Sepanjang sejarah, berbagai budaya di seluruh dunia memiliki pemahaman yang berbeda tentang bentuk Bumi. Meskipun para sarjana Yunani kuno telah mengajukan hipotesis bahwa Bumi berbentuk bola sejak abad ke-6 SM, para sarjana Tiongkok kuno telah lama bersikeras bahwa Bumi itu datar. Pandangan ini tidak berubah hingga mereka bertemu dengan para Jesuit pada abad ke-17. Mengapa pandangan dunia Tiongkok kuno mempertahankan pandangan ini dengan kuat selama ribuan tahun sejarah?
Dalam kosmologi Tiongkok kuno, Bumi diyakini datar dan persegi. Pandangan ini hampir tidak pernah dipertanyakan selama ribuan tahun sejarah Tiongkok. Menurut tradisi budaya saat itu, para astronom Tiongkok kuno memandang benda-benda langit berbentuk bulat dan menggunakannya untuk menjelaskan pergerakan dan perubahannya.
Seperti yang tercatat dalam teks-teks kuno, gagasan bahwa langit itu bulat dan bumi berbentuk persegi berakar kuat dalam kosmologi Tiongkok awal. Pandangan ini tidak hanya tercermin dalam deskripsi fenomena astronomi, tetapi juga memengaruhi banyak pemikiran filosofis.
Astronom Tiongkok kuno, seperti Zhang Heng, sering menggunakan metafora melingkar saat menggambarkan pergerakan bintang dan planet. Zhang Heng menunjukkan bahwa langit berbentuk bulat seperti telur dan bumi terletak di bagian tengah seperti kuning telur. Metafora ini dimaksudkan untuk menekankan posisi relatif antara bumi yang datar dan langit yang bulat.
Pada abad ke-17, kontak dengan para Jesuit mulai mengguncang konsep-konsep yang mengakar ini. Para sarjana Barat ini memperkenalkan gagasan bahwa bumi berbentuk bulat ke Tiongkok, yang secara bertahap mengubah pandangan para sarjana Tiongkok tentang bentuk bumi. Namun, banyak sarjana Tiongkok yang awalnya skeptis terhadap teori tersebut, terutama karena gagasan tentang bumi yang datar telah tertanam dalam budaya mereka selama ribuan tahun.
Meskipun kemajuan ilmiah Barat memengaruhi para sarjana Tiongkok sampai batas tertentu, mereka masih mengalami kesulitan besar dalam menerima pengetahuan baru.
Di Tiongkok kuno, konsep budaya dan agama memiliki dampak yang mendalam pada masyarakat. Pengejaran "kesederhanaan" dalam Konfusianisme mencerminkan rasa hormat dan kepatuhan terhadap tatanan alam, yang membuat para sarjana Tiongkok kuno lebih cenderung menjelaskan hukum alam semesta secara dua dimensi. Konsep Buddha dan Tao pada periode ini juga menekankan gagasan tentang koeksistensi yang harmonis dari semua hal, yang selanjutnya berkontribusi pada pandangan Bumi datar yang mengakar kuat.

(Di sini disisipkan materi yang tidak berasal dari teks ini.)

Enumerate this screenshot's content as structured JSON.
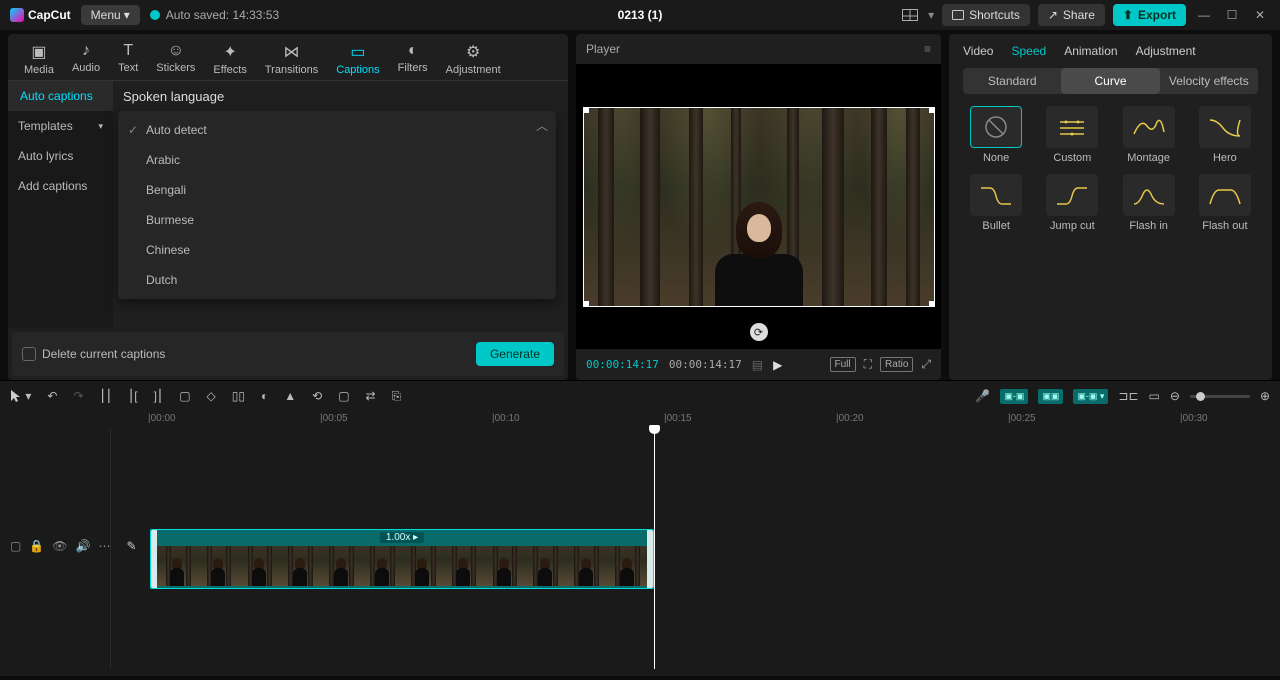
{
  "app": {
    "name": "CapCut",
    "menu": "Menu",
    "autosave": "Auto saved: 14:33:53",
    "project": "0213 (1)"
  },
  "topbar": {
    "shortcuts": "Shortcuts",
    "share": "Share",
    "export": "Export"
  },
  "leftTabs": [
    "Media",
    "Audio",
    "Text",
    "Stickers",
    "Effects",
    "Transitions",
    "Captions",
    "Filters",
    "Adjustment"
  ],
  "leftTabsActive": 6,
  "leftSidebar": {
    "items": [
      "Auto captions",
      "Templates",
      "Auto lyrics",
      "Add captions"
    ],
    "active": 0
  },
  "captions": {
    "label": "Spoken language",
    "selected": "Auto detect",
    "options": [
      "Auto detect",
      "Arabic",
      "Bengali",
      "Burmese",
      "Chinese",
      "Dutch"
    ],
    "deleteLabel": "Delete current captions",
    "generate": "Generate"
  },
  "player": {
    "title": "Player",
    "current": "00:00:14:17",
    "total": "00:00:14:17",
    "full": "Full",
    "ratio": "Ratio"
  },
  "inspector": {
    "tabs": [
      "Video",
      "Speed",
      "Animation",
      "Adjustment"
    ],
    "active": 1,
    "seg": [
      "Standard",
      "Curve",
      "Velocity effects"
    ],
    "segActive": 1,
    "curves": [
      "None",
      "Custom",
      "Montage",
      "Hero",
      "Bullet",
      "Jump cut",
      "Flash in",
      "Flash out"
    ]
  },
  "timeline": {
    "marks": [
      "00:00",
      "00:05",
      "00:10",
      "00:15",
      "00:20",
      "00:25",
      "00:30"
    ],
    "clipLabel": "1.00x ▸"
  }
}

Kesimpulan"Dalam konteks budaya tertentu, jika suatu konsep telah mengakar kuat dalam benak masyarakat, maka akan sulit untuk mengubahnya dengan cepat, bahkan ketika menghadapi tantangan dari pengetahuan baru."

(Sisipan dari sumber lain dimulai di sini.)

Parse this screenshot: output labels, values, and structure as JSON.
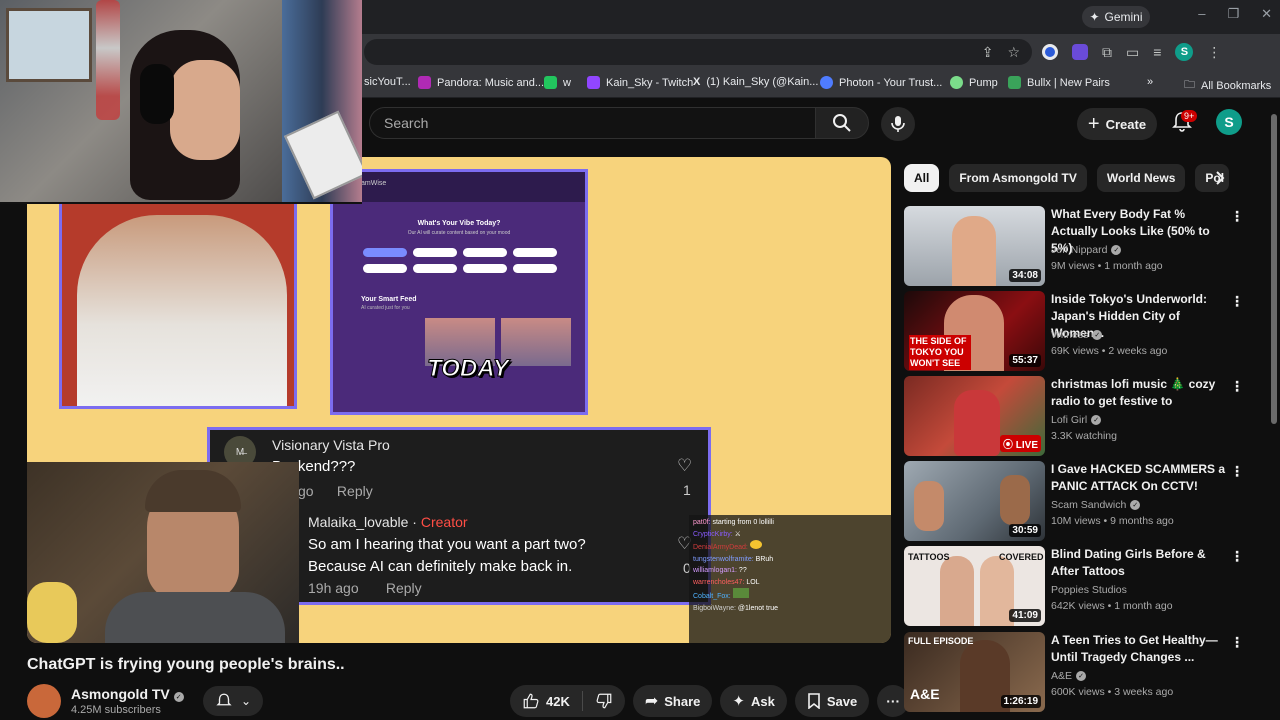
{
  "browser": {
    "gemini_label": "Gemini",
    "window_controls": [
      "–",
      "❐",
      "✕"
    ],
    "profile_letter": "S",
    "bookmarks": [
      {
        "label": "sicYouT...",
        "color": "#cc0000"
      },
      {
        "label": "Pandora: Music and...",
        "color": "#b02ab5"
      },
      {
        "label": "w",
        "color": "#22c55e"
      },
      {
        "label": "Kain_Sky - Twitch",
        "color": "#9146ff"
      },
      {
        "label": "(1) Kain_Sky (@Kain...",
        "color": "#000000"
      },
      {
        "label": "Photon - Your Trust...",
        "color": "#4f7cff"
      },
      {
        "label": "Pump",
        "color": "#7bdc8a"
      },
      {
        "label": "Bullx | New Pairs",
        "color": "#3aa35a"
      }
    ],
    "all_bookmarks": "All Bookmarks",
    "more_bookmarks": "»"
  },
  "header": {
    "search_placeholder": "Search",
    "create_label": "Create",
    "notif_badge": "9+",
    "avatar_letter": "S"
  },
  "video": {
    "overlay_text": "TODAY",
    "app_header": "amWise",
    "app_heading": "What's Your Vibe Today?",
    "app_sub": "Our AI will curate content based on your mood",
    "feed_title": "Your Smart Feed",
    "feed_sub": "AI curated just for you",
    "comment1": {
      "avatar": "M̶",
      "name": "Visionary Vista Pro",
      "text": "Backend???",
      "time": "go",
      "reply": "Reply",
      "likes": "1"
    },
    "comment2": {
      "name": "Malaika_lovable",
      "creator_tag": "Creator",
      "line1": "So am I hearing that you want a part two?",
      "line2": "Because AI can definitely make back in.",
      "time": "19h ago",
      "reply": "Reply",
      "likes": "0"
    },
    "chat": [
      {
        "user": "pat0f:",
        "msg": "starting from 0 lollilli",
        "color": "#ff9bd1"
      },
      {
        "user": "CrypticKirby:",
        "msg": "",
        "color": "#8a5cff"
      },
      {
        "user": "DenialArmyDead:",
        "msg": "",
        "color": "#d23c3c"
      },
      {
        "user": "tungstenwolframite:",
        "msg": "BRuh",
        "color": "#7f9cff"
      },
      {
        "user": "williamlogan1:",
        "msg": "??",
        "color": "#d49cff"
      },
      {
        "user": "warrencholes47:",
        "msg": "LOL",
        "color": "#ff5f5f"
      },
      {
        "user": "Cobalt_Fox:",
        "msg": "",
        "color": "#4fb3ff"
      },
      {
        "user": "BigboiWayne:",
        "msg": "@1lenot true",
        "color": "#cfcfcf"
      }
    ]
  },
  "below": {
    "title": "ChatGPT is frying young people's brains..",
    "channel_name": "Asmongold TV",
    "channel_subs": "4.25M subscribers",
    "like_count": "42K",
    "share_label": "Share",
    "ask_label": "Ask",
    "save_label": "Save"
  },
  "chips": [
    "All",
    "From Asmongold TV",
    "World News",
    "Pol"
  ],
  "recommendations": [
    {
      "title": "What Every Body Fat % Actually Looks Like (50% to 5%)",
      "channel": "Jeff Nippard",
      "verified": true,
      "meta": "9M views • 1 month ago",
      "duration": "34:08",
      "live": false,
      "thumb_color": "#b4b9be"
    },
    {
      "title": "Inside Tokyo's Underworld: Japan's Hidden City of Women...",
      "channel": "Witness",
      "verified": true,
      "meta": "69K views • 2 weeks ago",
      "duration": "55:37",
      "live": false,
      "thumb_color": "#7a1010",
      "thumb_text": "THE SIDE OF TOKYO YOU WON'T SEE"
    },
    {
      "title": "christmas lofi music 🎄 cozy radio to get festive to",
      "channel": "Lofi Girl",
      "verified": true,
      "meta": "3.3K watching",
      "duration": "LIVE",
      "live": true,
      "thumb_color": "#a83a2f"
    },
    {
      "title": "I Gave HACKED SCAMMERS a PANIC ATTACK On CCTV!",
      "channel": "Scam Sandwich",
      "verified": true,
      "meta": "10M views • 9 months ago",
      "duration": "30:59",
      "live": false,
      "thumb_color": "#6b7b88"
    },
    {
      "title": "Blind Dating Girls Before & After Tattoos",
      "channel": "Poppies Studios",
      "verified": false,
      "meta": "642K views • 1 month ago",
      "duration": "41:09",
      "live": false,
      "thumb_color": "#e9e0dc",
      "thumb_text_left": "TATTOOS",
      "thumb_text_right": "COVERED"
    },
    {
      "title": "A Teen Tries to Get Healthy— Until Tragedy Changes ...",
      "channel": "A&E",
      "verified": true,
      "meta": "600K views • 3 weeks ago",
      "duration": "1:26:19",
      "live": false,
      "thumb_color": "#6b4a36",
      "thumb_text": "FULL EPISODE",
      "thumb_logo": "A&E"
    }
  ]
}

Meskipun para cendekiawan Tiongkok kuno bersikeras bahwa bumi itu datar, konsep ini tidak diragukan lagi merupakan hasil gabungan dari sejarah, budaya, agama, dan pengetahuan ilmiah pada masa itu. Ketika kita menengok kembali periode sejarah ini, haruskah kita berpikir tentang hal ini: Dalam masyarakat modern yang terus berubah, apakah kita secara tidak sadar berpegang teguh pada konsep-konsep tertentu yang sudah ketinggalan zaman?